Nothing special needed here. A symlink counts as 1 object toward an
object-count quota. Since symlinks are zero bytes, they do not count
toward a storage quota, and we do not need to write any code to make
that happen.


4.7 list_endpoints / Hadoop / ZeroVM
------------------------------------

If the application talks directly to the object server and fetches a
symlink, it's up to the application to deal with it. Applications that
bypass the proxy should either avoid use of symlinks or should know
how to handle them.

The same is true for SLO, DLO, versioning, erasure codes, and other
services that the Swift proxy server provides, so we are not without
precedent here.


4.8 Container Sync
------------------

Symlinks are synced like every other object. If the referenced object
in cluster A has a different container name than in cluster B, then
the symlink will point to the wrong place in one of the clusters.

Intra-container symlinks (those with only
``X-Object-Symlink-Target-Object``) will work correctly on both
clusters.
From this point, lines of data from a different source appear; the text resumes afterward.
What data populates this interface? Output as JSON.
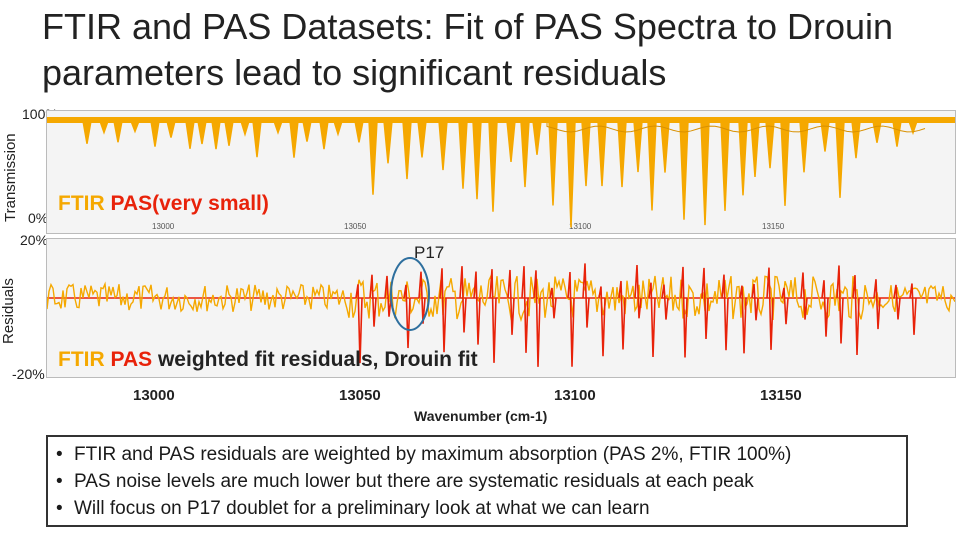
{
  "slide": {
    "title_line1": "FTIR and PAS Datasets: Fit of PAS Spectra to Drouin",
    "title_line2": "parameters lead to significant residuals"
  },
  "top_panel": {
    "ylabel": "Transmission",
    "ytick_top": "100%",
    "ytick_bottom": "0%",
    "label_ftir": "FTIR",
    "label_pas": "PAS(very small)",
    "inner_ticks": [
      "13000",
      "13050",
      "13100",
      "13150"
    ]
  },
  "bottom_panel": {
    "ylabel": "Residuals",
    "ytick_top": "20%",
    "ytick_bottom": "-20%",
    "label_ftir": "FTIR",
    "label_pas": "PAS",
    "label_rest": "weighted fit residuals, Drouin fit",
    "annotation": "P17"
  },
  "xaxis": {
    "ticks": [
      "13000",
      "13050",
      "13100",
      "13150"
    ],
    "label": "Wavenumber (cm-1)"
  },
  "bullets": [
    "FTIR and PAS residuals are weighted by maximum absorption (PAS 2%, FTIR 100%)",
    "PAS noise levels are much lower but there are systematic residuals at each peak",
    "Will focus on P17 doublet for a preliminary look at what we can learn"
  ],
  "colors": {
    "ftir": "#f5a800",
    "pas": "#e8220a",
    "circle": "#2e6f9e"
  }
}
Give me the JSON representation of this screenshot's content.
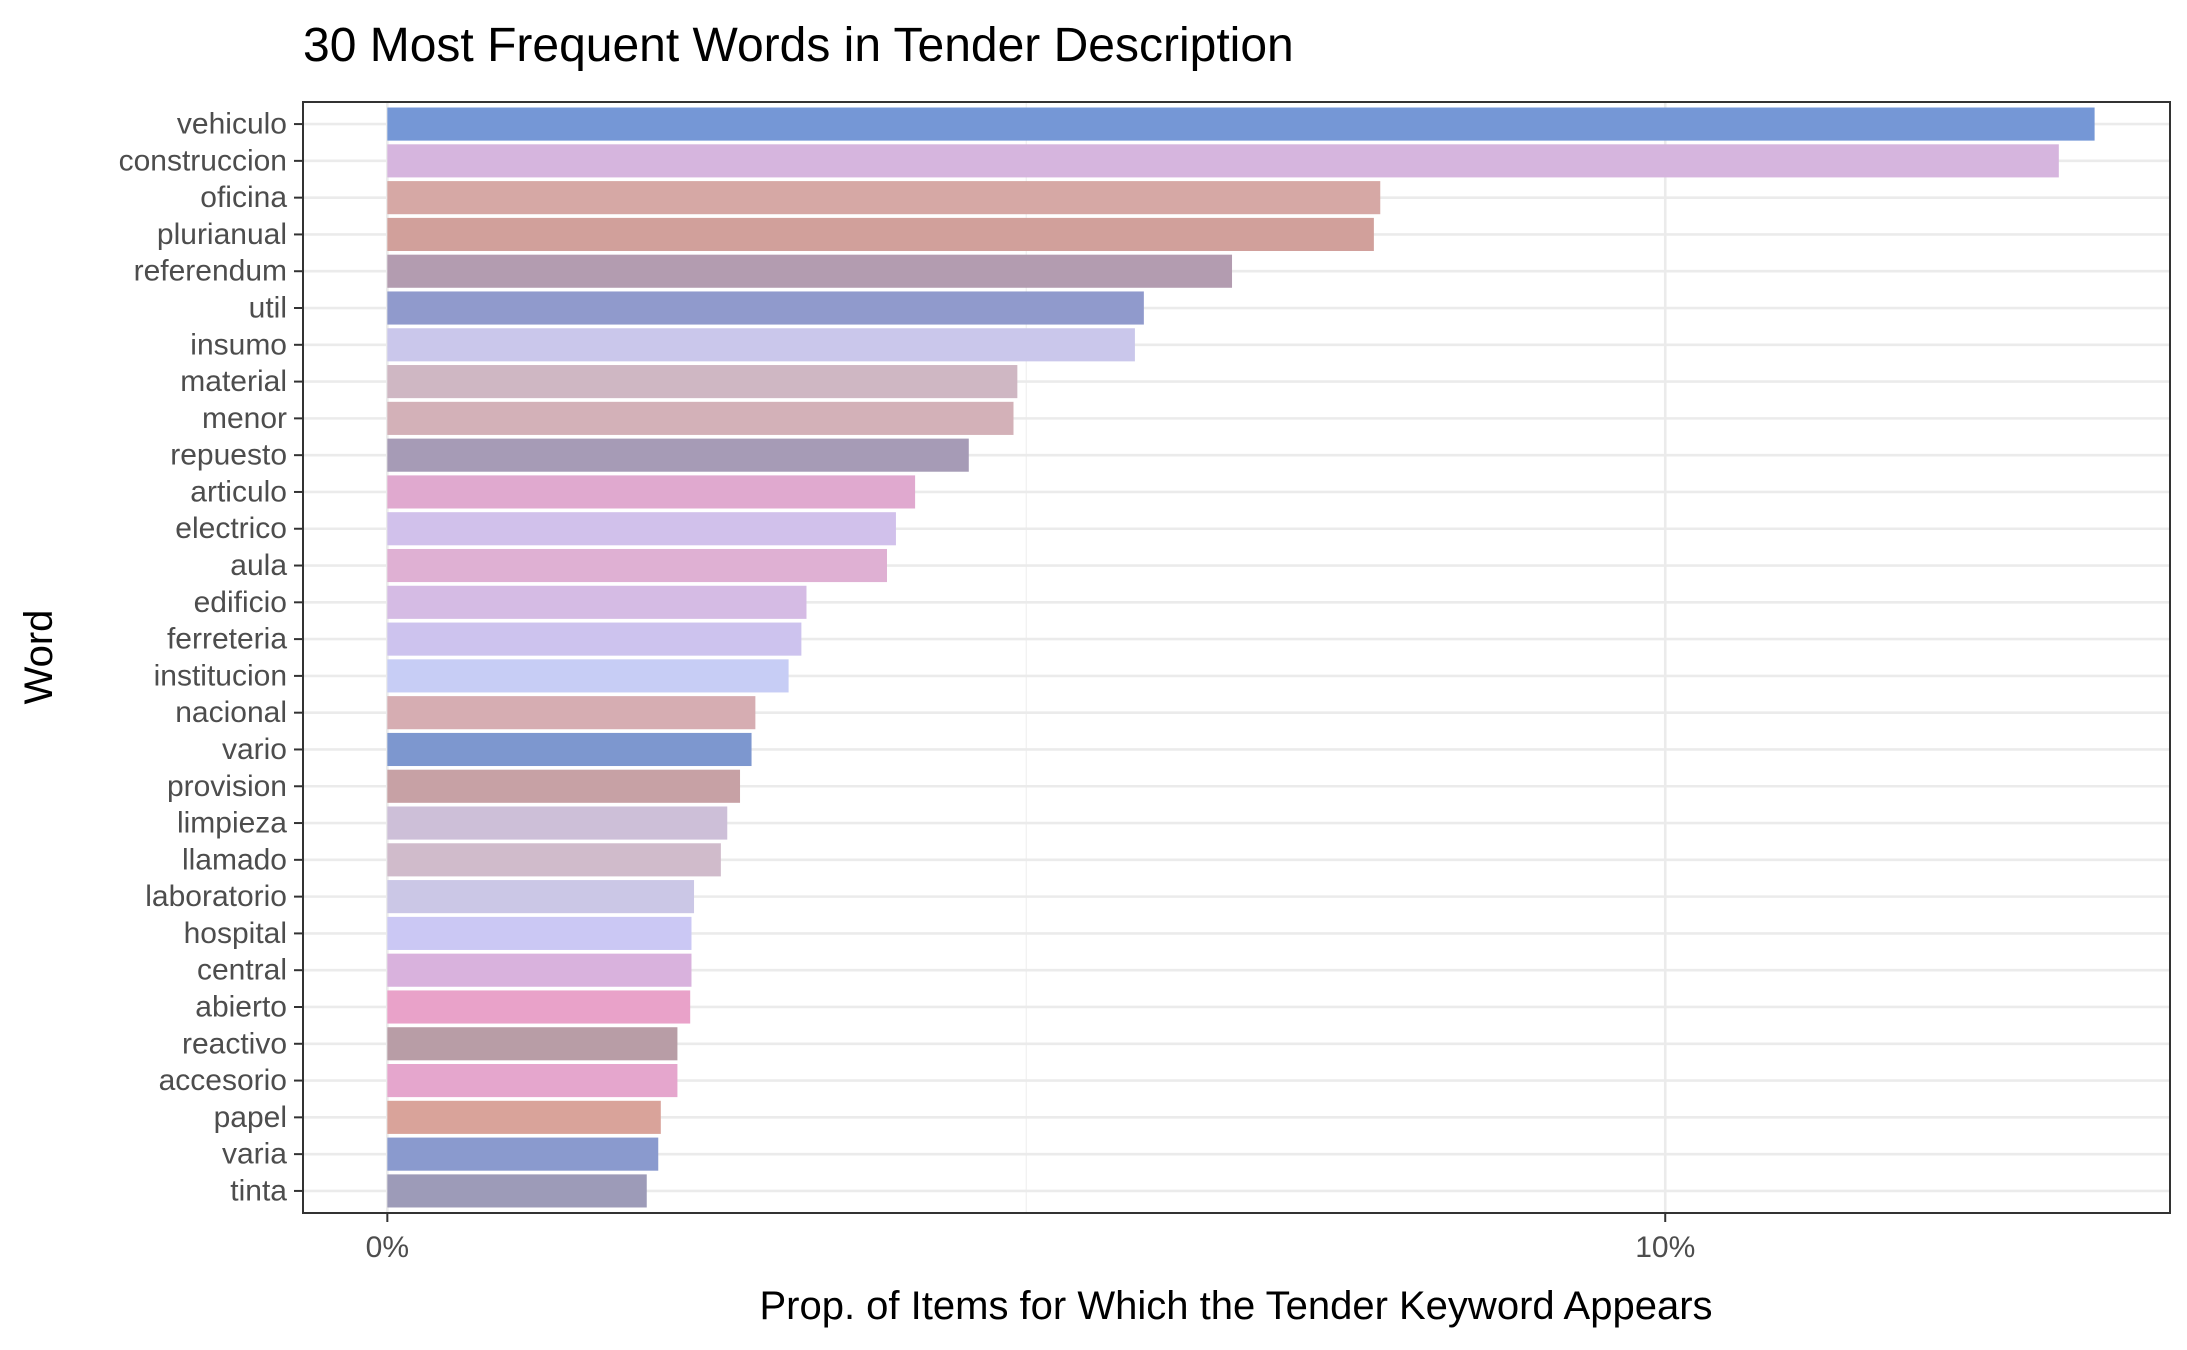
{
  "chart_data": {
    "type": "bar",
    "orientation": "horizontal",
    "title": "30 Most Frequent Words in Tender Description",
    "xlabel": "Prop. of Items for Which the Tender Keyword Appears",
    "ylabel": "Word",
    "xlim": [
      -0.0066,
      0.1395
    ],
    "x_ticks": [
      0,
      0.1
    ],
    "x_tick_labels": [
      "0%",
      "10%"
    ],
    "grid": true,
    "legend": "none",
    "categories": [
      "vehiculo",
      "construccion",
      "oficina",
      "plurianual",
      "referendum",
      "util",
      "insumo",
      "material",
      "menor",
      "repuesto",
      "articulo",
      "electrico",
      "aula",
      "edificio",
      "ferreteria",
      "institucion",
      "nacional",
      "vario",
      "provision",
      "limpieza",
      "llamado",
      "laboratorio",
      "hospital",
      "central",
      "abierto",
      "reactivo",
      "accesorio",
      "papel",
      "varia",
      "tinta"
    ],
    "values": [
      0.1336,
      0.1308,
      0.0777,
      0.0772,
      0.0661,
      0.0592,
      0.0585,
      0.0493,
      0.049,
      0.0455,
      0.0413,
      0.0398,
      0.0391,
      0.0328,
      0.0324,
      0.0314,
      0.0288,
      0.0285,
      0.0276,
      0.0266,
      0.0261,
      0.024,
      0.0238,
      0.0238,
      0.0237,
      0.0227,
      0.0227,
      0.0214,
      0.0212,
      0.0203
    ],
    "colors": [
      "#7597d6",
      "#d6b5de",
      "#d6a8a5",
      "#d1a09b",
      "#b39cb0",
      "#909acc",
      "#cac7eb",
      "#cfb7c3",
      "#d3b1b8",
      "#a69bb6",
      "#e0a9cf",
      "#d1c1eb",
      "#dfb0d3",
      "#d5bbe4",
      "#cdc3ee",
      "#c7cdf5",
      "#d6adb2",
      "#7d97cf",
      "#c7a1a5",
      "#cdbfd8",
      "#d0bbcb",
      "#cbc7e6",
      "#cbc8f4",
      "#d9b2dd",
      "#e9a2c9",
      "#b89da6",
      "#e5a6cd",
      "#d9a39a",
      "#8a9ace",
      "#9d9bb8"
    ]
  }
}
Also, if containers are named identically on both clusters,
inter-container symlinks (those with
``X-Object-Symlink-Target-Object`` and
``X-Object-Symlink-Target-Container``) will work correctly too.


4.9 Bulk Uploads
----------------

Currently, bulk uploads ignore all non-file members in the uploaded
tarball. This could be expanded to also process symbolic-link members
(i.e. those for which ``tarinfo.issym() == True``) and create symlink
objects from them. This is not necessary for the initial
implementation of Swift symlinks, but it would be nice to have.

4.10 Swiftclient
----------------

python-swiftclient could download Swift symlinks as Unix symlinks if a
flag is given, or it could upload Unix symlinks as Swift symlinks in
some cases. This is not necessary for the initial implementation of
Swift symlinks, and is mainly mentioned here to show that
python-swiftclient was not forgotten.